O Ministério Público do Rio Grande do Norte entrou com uma ação na Justiça contra a Secretaria Estadual de Administração Penitenciária (Seap) após denúncias de assédio moral contra policiais penais.

O MPRN pede no mandado de segurança que seja imediatamente suspensa a realização de novas remoções de ofício de policiais penais sem a estrita observância do conjunto de normas constitucionais e legais para inibir, a partir de agora, essa modalidade de assédio moral no âmbito da Polícia Penal potiguar.

Policiais penais fazem varredura no complexo penitenciário de Alcaçuz. Foto: Assecom Reprodução
Policiais penais fazem varredura no complexo penitenciário de Alcaçuz. Foto: Assecom Reprodução

Nesta terça, ao julgar o mandado de segurança, o desembargador Vivaldo Pinheiro, do Tribunal de Justiça do RN, deu 10 dias para que a Seap responda sobre a motivação das remoções de ofício já realizadas.

Presidente do Sindicato dos Policiais Penais do Rio Grande do Norte, Vilma Batista afirma que a Seap tem adotado “métodos de transferências que afetam a saúde mental e finaceira do servidor, colocando em risco a segurança do sistema prisional”. “O diálogo e a empatia se matém apenas para os presos. Já para os policiais e servidores da Seap só perseguição”, afirma a sindicalista.

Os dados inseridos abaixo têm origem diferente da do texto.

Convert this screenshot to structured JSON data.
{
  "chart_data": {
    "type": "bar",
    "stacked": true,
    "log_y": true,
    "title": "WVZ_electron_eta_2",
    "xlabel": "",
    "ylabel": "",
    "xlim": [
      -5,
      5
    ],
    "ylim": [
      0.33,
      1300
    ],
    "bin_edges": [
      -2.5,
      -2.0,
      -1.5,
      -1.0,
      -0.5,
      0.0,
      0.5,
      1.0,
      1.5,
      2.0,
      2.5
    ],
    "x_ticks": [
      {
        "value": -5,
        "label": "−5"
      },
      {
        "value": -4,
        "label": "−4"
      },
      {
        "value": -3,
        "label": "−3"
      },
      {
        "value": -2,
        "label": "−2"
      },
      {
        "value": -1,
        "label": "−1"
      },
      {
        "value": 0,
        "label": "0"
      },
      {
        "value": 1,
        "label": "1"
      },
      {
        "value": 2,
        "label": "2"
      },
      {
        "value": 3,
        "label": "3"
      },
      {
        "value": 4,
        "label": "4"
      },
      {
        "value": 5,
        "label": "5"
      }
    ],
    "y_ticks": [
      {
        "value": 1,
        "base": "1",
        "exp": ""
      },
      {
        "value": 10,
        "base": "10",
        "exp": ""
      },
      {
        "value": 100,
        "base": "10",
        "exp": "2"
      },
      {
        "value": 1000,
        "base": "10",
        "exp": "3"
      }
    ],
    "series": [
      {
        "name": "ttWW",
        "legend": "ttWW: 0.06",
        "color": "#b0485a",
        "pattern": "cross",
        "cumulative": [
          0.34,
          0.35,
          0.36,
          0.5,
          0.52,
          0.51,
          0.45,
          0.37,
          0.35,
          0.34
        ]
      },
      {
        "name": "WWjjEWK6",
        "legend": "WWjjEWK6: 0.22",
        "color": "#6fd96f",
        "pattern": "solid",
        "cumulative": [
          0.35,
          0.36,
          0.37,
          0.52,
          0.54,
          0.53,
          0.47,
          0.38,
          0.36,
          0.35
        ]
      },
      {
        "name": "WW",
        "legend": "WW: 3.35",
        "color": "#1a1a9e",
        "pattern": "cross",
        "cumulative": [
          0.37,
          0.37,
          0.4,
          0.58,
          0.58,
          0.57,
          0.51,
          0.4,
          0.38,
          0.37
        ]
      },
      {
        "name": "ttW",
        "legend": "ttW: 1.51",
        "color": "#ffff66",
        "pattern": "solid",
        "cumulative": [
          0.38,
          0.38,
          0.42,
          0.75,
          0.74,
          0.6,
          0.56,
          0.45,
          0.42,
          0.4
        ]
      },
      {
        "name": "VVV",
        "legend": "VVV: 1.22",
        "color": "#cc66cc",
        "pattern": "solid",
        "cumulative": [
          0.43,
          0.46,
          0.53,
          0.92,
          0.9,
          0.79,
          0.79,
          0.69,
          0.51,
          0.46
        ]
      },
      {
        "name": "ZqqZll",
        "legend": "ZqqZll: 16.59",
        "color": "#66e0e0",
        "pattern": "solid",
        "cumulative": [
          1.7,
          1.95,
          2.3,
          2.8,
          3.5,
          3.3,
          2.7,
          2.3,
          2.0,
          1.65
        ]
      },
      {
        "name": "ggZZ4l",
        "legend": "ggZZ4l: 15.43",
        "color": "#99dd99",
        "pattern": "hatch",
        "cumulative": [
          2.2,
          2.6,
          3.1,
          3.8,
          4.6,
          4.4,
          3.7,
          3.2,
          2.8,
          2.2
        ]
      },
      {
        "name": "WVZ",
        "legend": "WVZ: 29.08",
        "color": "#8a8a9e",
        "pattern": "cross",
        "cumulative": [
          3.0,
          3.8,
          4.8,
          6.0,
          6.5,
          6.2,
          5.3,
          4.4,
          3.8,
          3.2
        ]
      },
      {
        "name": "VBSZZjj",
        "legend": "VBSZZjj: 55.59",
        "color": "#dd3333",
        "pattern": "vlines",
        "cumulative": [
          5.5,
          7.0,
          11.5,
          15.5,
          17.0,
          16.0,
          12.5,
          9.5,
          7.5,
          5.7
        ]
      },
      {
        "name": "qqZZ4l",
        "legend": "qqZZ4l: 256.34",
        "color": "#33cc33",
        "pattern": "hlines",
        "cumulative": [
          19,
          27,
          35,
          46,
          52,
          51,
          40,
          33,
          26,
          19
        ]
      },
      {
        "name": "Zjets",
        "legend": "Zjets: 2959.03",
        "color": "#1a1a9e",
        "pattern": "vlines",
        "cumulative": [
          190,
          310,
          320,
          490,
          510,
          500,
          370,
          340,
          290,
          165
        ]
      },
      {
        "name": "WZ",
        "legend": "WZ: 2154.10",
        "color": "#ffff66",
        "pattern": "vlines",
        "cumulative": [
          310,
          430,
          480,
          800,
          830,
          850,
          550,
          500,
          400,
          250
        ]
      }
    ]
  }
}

No mandado de segurança, o MPRN frisa que “o assédio moral contamina todo o ambiente de trabalho, criando um clima de terror psicológico que atinge todos os policiais penais, e não apenas os diretamente atingidos”.

A promotoria destaca ainda que o MPRN possui legitimidade na atuação de qualquer interesse coletivo, inclusive de policiais – são quase 1.500 policiais penais no Estado -, de forma a garantir a regular e eficaz prestação do serviço público essencial da Polícia Penal, que tem sido prejudicado com a prática administrativa ora questionada.

Para o MPRN, a remoção de ofício como forma dissimulada de punição é expressamente vedada no ordenamento jurídico.

“A remoção de ofício, neste caso, demanda a comprovação da necessidade do serviço. Semanticamente, comprovar significa tornar evidente, mostrar com clareza ou demonstrar com provas. Logo, não basta afirmar, é preciso comprovar!”.

Em nota, a Seap afirmou que o “fato que está sendo avaliado e será respondido no momento processual oportuno”.